Долго ли могло Англ о-Нормандское королевство избегать втягивания в подобного рода конфликт? Уже Григорий VII тщетно пытался протестовать против привилегии, которую в 1068 году получил в Риме герцог-король Вильгельм для учрежденного им аббатства Святого Стефана в Кане: оно, вопреки клюнийскому уставу, подчинявшему монастыри непосредственно юрисдикции Святого престола, зависело от Руанского архиепископства. Вильгельм отказывался от какого бы то ни было изменения этого порядка, поэтому с тех пор и до конца его правления ни одно из аббатств Нормандии не получало папских привилегий. По воле случая Гильдебранд взошел на престол святого Петра как раз в то время, когда Вильгельм, завершив свое трудное завоевание, более не испытывал, как прежде, потребности в поддержке со стороны папского Рима. У него уже было больше свободы для маневра, когда идеи, высокомерно провозглашенные новым папой, породили в нем желание дистанцироваться от папской курии и даже, возможно, ослабить связи с ней англо-нормандского духовенства. Он запретил Ланфранку отправляться в Рим на церковные соборы, которые проводились в те годы, и Ланфранк подчинялся ему — значительно охотнее, чем папе. В 1078 году состояние здоровья архиепископа Руанского Иоанна ухудшилось настолько, что он не мог исполнять свои обязанности, и герцог-король выбрал в замену ему Вильгельма, прозванного Добродушным, — монаха Бекского монастыря, известного своей ученостью и благочестием. Григорий VII отказался утвердить это назначение и направил в Нормандию одного из своих клириков с наказом расследовать дело. Примерно тогда же он наделил архиепископство Лионское верховными правами по отношению к архиепископствам Турскому, Санскому и Руанскому, что означало упразднение церковной автономии Нормандии. Герцог-король ответил протестом, выдержанным в достаточно почтительных тонах и не затрагивавшим глубинной сущности проблемы, одновременно побудив к действию своих друзей в Риме. Завязалась переписка, в которой обсуждалось множество второстепенных вопросов и не затрагивалось главное. В 1080 году конфликт был по-тихому урегулирован: верховенство Лиона осталось мертвой буквой, Вильгельм Добродушный был утвержден в своей должности, а Григорий VII согласился даже вступить в контакт с Робертом Коротконогим, дабы побудить его к более достойному поведению.

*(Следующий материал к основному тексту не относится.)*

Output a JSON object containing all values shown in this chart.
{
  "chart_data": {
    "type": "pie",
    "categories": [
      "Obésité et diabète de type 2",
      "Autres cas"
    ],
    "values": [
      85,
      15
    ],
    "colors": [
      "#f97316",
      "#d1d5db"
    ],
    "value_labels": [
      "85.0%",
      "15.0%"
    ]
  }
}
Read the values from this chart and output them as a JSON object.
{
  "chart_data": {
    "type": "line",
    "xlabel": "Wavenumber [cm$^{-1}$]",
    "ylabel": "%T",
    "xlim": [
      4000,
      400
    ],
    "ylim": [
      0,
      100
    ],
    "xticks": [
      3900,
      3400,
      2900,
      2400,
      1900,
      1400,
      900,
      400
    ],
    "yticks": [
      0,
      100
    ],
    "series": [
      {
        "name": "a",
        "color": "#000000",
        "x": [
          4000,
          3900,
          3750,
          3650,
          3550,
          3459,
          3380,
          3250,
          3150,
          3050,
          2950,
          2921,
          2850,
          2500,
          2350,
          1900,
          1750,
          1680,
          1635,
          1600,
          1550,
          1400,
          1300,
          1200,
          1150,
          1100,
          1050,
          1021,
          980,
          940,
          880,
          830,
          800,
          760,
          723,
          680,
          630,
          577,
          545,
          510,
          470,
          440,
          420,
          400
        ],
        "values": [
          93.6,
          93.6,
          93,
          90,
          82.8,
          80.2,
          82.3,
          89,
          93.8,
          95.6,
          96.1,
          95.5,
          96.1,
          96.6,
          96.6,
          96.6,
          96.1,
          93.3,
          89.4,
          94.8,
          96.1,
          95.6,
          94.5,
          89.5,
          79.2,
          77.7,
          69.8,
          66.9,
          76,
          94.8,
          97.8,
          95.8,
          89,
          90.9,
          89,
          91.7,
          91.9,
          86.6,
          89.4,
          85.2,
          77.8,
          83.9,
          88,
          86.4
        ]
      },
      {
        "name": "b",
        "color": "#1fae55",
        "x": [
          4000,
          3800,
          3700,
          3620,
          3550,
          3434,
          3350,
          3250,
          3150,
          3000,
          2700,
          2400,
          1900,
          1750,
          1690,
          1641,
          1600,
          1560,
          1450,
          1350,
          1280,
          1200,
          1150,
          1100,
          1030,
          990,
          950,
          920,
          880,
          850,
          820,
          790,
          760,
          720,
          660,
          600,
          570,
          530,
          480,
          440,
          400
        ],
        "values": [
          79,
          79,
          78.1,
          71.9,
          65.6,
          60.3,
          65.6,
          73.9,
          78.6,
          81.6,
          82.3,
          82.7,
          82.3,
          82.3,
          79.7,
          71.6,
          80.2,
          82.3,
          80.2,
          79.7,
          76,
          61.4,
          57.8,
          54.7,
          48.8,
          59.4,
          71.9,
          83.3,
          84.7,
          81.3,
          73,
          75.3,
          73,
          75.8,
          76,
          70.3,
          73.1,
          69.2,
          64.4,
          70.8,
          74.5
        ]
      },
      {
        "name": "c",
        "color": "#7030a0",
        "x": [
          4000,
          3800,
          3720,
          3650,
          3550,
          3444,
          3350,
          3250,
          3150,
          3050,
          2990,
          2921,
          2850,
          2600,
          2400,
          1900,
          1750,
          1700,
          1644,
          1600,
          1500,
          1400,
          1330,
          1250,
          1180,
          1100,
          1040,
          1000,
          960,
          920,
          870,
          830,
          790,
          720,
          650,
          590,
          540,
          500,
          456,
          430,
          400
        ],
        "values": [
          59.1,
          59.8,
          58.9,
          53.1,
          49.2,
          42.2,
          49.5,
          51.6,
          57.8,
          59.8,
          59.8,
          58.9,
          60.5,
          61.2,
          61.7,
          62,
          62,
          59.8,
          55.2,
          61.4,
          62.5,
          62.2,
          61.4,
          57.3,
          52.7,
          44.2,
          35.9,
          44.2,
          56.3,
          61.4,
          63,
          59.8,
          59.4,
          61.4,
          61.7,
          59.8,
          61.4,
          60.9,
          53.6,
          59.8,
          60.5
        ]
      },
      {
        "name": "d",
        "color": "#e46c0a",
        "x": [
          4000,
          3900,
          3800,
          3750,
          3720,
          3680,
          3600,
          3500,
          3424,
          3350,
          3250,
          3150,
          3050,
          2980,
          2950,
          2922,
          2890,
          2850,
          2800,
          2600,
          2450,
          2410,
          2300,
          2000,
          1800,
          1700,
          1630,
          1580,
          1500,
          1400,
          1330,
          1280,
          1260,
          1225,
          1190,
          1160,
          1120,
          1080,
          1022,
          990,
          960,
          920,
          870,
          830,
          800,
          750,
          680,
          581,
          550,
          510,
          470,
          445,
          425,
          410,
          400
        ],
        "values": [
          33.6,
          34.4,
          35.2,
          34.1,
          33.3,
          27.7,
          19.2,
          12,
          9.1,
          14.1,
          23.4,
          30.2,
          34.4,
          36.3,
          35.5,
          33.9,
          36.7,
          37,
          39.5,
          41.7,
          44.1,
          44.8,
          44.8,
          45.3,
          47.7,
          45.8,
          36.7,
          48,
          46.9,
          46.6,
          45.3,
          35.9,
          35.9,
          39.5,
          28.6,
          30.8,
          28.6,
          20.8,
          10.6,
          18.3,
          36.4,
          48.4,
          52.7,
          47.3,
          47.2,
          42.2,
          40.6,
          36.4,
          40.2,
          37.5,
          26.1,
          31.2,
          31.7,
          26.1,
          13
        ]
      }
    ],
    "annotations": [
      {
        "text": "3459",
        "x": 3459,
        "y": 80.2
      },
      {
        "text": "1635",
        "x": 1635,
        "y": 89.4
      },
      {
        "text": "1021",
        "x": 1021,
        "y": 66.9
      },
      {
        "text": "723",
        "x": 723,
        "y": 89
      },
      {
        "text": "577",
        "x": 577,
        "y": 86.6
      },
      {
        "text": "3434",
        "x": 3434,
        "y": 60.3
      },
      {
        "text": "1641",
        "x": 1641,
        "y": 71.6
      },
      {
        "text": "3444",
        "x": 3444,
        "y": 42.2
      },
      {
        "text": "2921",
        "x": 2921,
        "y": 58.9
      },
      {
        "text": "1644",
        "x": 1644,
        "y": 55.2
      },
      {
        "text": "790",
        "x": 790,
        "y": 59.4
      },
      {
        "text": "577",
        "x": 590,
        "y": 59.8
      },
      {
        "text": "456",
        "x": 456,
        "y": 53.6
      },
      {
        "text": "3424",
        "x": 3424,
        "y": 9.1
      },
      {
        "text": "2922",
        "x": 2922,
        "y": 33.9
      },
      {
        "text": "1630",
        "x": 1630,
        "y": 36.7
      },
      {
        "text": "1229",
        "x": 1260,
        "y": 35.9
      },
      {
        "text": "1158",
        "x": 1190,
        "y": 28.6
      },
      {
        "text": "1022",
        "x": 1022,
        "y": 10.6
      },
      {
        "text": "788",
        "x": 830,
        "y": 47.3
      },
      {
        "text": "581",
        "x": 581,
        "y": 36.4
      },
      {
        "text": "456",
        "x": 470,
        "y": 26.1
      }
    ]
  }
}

Но вернемся к конфликту папы с императором, который, временно утихнув, разгорелся с новой силой. 7 марта 1080 года, несмотря на «хождение в Каноссу» Генриха IV, Григорий VII во второй раз отлучил его от церкви, открыто заявив о своей поддержке Рудольфа, которого мятежные германские феодалы избрали антикоролем в пику Генриху. Пикантность ситуации состояла в том, что против этого нового «короля» было почти все германское духовенство. Ввязавшись в бескомпромиссную борьбу с императором, Григорий VII вынужден был, хотел он того или нет, поддерживать отношения с королем Англии. 24 апреля он отправил к Вильгельму пространное послание, в котором, не скупясь на похвалу в адрес Завоевателя, как бы между прочим напомнил об услугах, в свое время оказанных ему папой. Это была лишь подготовка почвы для более решительного демарша. 8 мая он отправил со своим легатом в Руан другое послание, в котором сравнивал, прибегая к риторическим оборотам, полным двойного смысла, власти церковную и королевскую, соответственно, с солнцем и луной, которые оба светят, но вторая заимствует свой свет у первого. Эта принципиальная декларация должна была подготовить устное сообщение легата, передавшего два требования своего хозяина: более пунктуально выплачивать подать, высокопарно именовавшуюся денарием святого Петра, — и принести вассальную присягу Святому престолу за вновь приобретенные земли. Вильгельм холодно отверг второе требование, которого, как он заметил, не одобряют английские обычаи. Что же до первого, то его он в принципе согласился удовлетворить, поскольку и другие независимые государства платили Риму. Трудно сказать, какой оборот приняло бы это дело, если бы не бурные события, вскоре развернувшиеся в Италии.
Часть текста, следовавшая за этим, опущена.